Comment se passe ta vie là-bas ?
C’est calme et sombre. Mais je vais à Londres deux fois par semaine. Sinon, je mène une vie ordinaire à la campagne. Je me réveille, souvent sur un siège, et il me faut vingt minutes avant de pouvoir bouger parce qu’il fait très froid. Je téléphone à quelqu’un pour avoir du lait, je vais faire une petite promenade. Je retourne sur mon siège, je regarde des films. Je n’ai pas vraiment d’amis là-bas.
Lorsque tu repenses aujourd’hui aux Libertines, as-tu la sensation que le succès est arrivé trop vite ?
Pour être honnête, j’ai trouvé qu’il mettait trop de temps à arriver. J’étais inquiet et confiant à la fois, je me disais : “Tôt ou tard, nous allons vendre des disques et être célèbres.” Mais ça n’arrivait pas. Tout s’effondrait, nous perdions les batteurs, les bassistes. Carl n’y croyait plus, il voulait qu’on remballe. Il en avait marre de jouer des petits concerts devant deux personnes et était persuadé qu’il allait terminer seul avachi sur un lit à manger des haricots sauce tomate toute la journée dans une chambre derrière de vieux rideaux fermés. Il avait perdu la foi. De mon côté, j’ai toujours gardé l’espoir. Je pensais être déjà célèbre de toute façon. Je m’habillais comme si j’étais célèbre.

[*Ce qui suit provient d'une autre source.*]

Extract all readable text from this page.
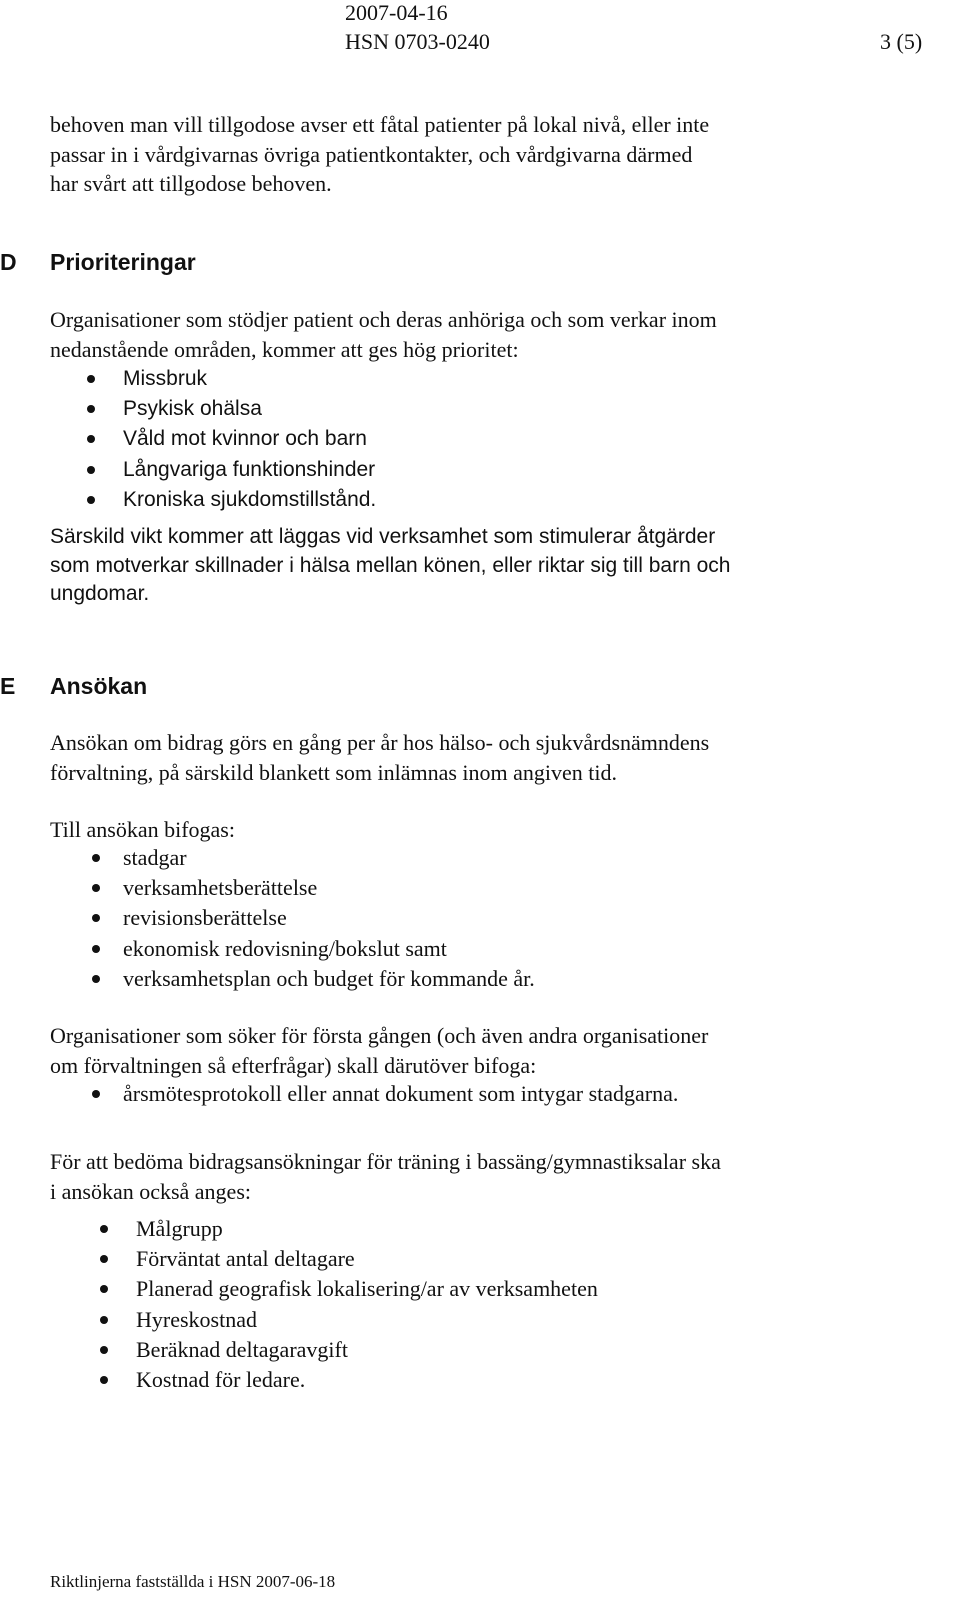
2007-04-16
HSN 0703-0240	3 (5)
behoven man vill tillgodose avser ett fåtal patienter på lokal nivå, eller inte
passar in i vårdgivarnas övriga patientkontakter, och vårdgivarna därmed
har svårt att tillgodose behoven.
D Prioriteringar
Organisationer som stödjer patient och deras anhöriga och som verkar inom
nedanstående områden, kommer att ges hög prioritet:
Missbruk
Psykisk ohälsa
Våld mot kvinnor och barn
Långvariga funktionshinder
Kroniska sjukdomstillstånd.
Särskild vikt kommer att läggas vid verksamhet som stimulerar åtgärder
som motverkar skillnader i hälsa mellan könen, eller riktar sig till barn och
ungdomar.
E Ansökan
Ansökan om bidrag görs en gång per år hos hälso- och sjukvårdsnämndens
förvaltning, på särskild blankett som inlämnas inom angiven tid.
Till ansökan bifogas:
stadgar
verksamhetsberättelse
revisionsberättelse
ekonomisk redovisning/bokslut samt
verksamhetsplan och budget för kommande år.
Organisationer som söker för första gången (och även andra organisationer
om förvaltningen så efterfrågar) skall därutöver bifoga:
årsmötesprotokoll eller annat dokument som intygar stadgarna.
För att bedöma bidragsansökningar för träning i bassäng/gymnastiksalar ska
i ansökan också anges:
Målgrupp
Förväntat antal deltagare
Planerad geografisk lokalisering/ar av verksamheten
Hyreskostnad
Beräknad deltagaravgift
Kostnad för ledare.
Riktlinjerna fastställda i HSN 2007-06-18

Comment expliques-tu cet optimisme ?
C’était impensable que ça ne fonctionne pas, cela aurait été trop de souffrance. J’ai toujours cru que les choses finiraient comme je l’avais prévu. Je voulais écrire des chansons qui pourraient être jouées à des gens. Des chansons qui parleraient du fait de ne pas trouver sa place. Après, il y a eu une seconde partie à laquelle je ne m’attendais pas : les problèmes, Londres, les blessures. Tout a changé. On a d’abord gagné de l’argent. J’étais en couple avec une fille depuis quatre ans. Dès qu’on est devenus célèbres, elle m’a quitté, elle a dit que j’avais changé en une nuit. C’est probablement vrai. Parce que je suis devenu célèbre pour de mauvaises raisons, pour la drogue, les embrouilles, les bagarres. S’il n’y avait eu que les fans, il n’y aurait pas eu ce type de célébrité superficielle. J’aurais résisté, j’aurais été moins paranoïaque.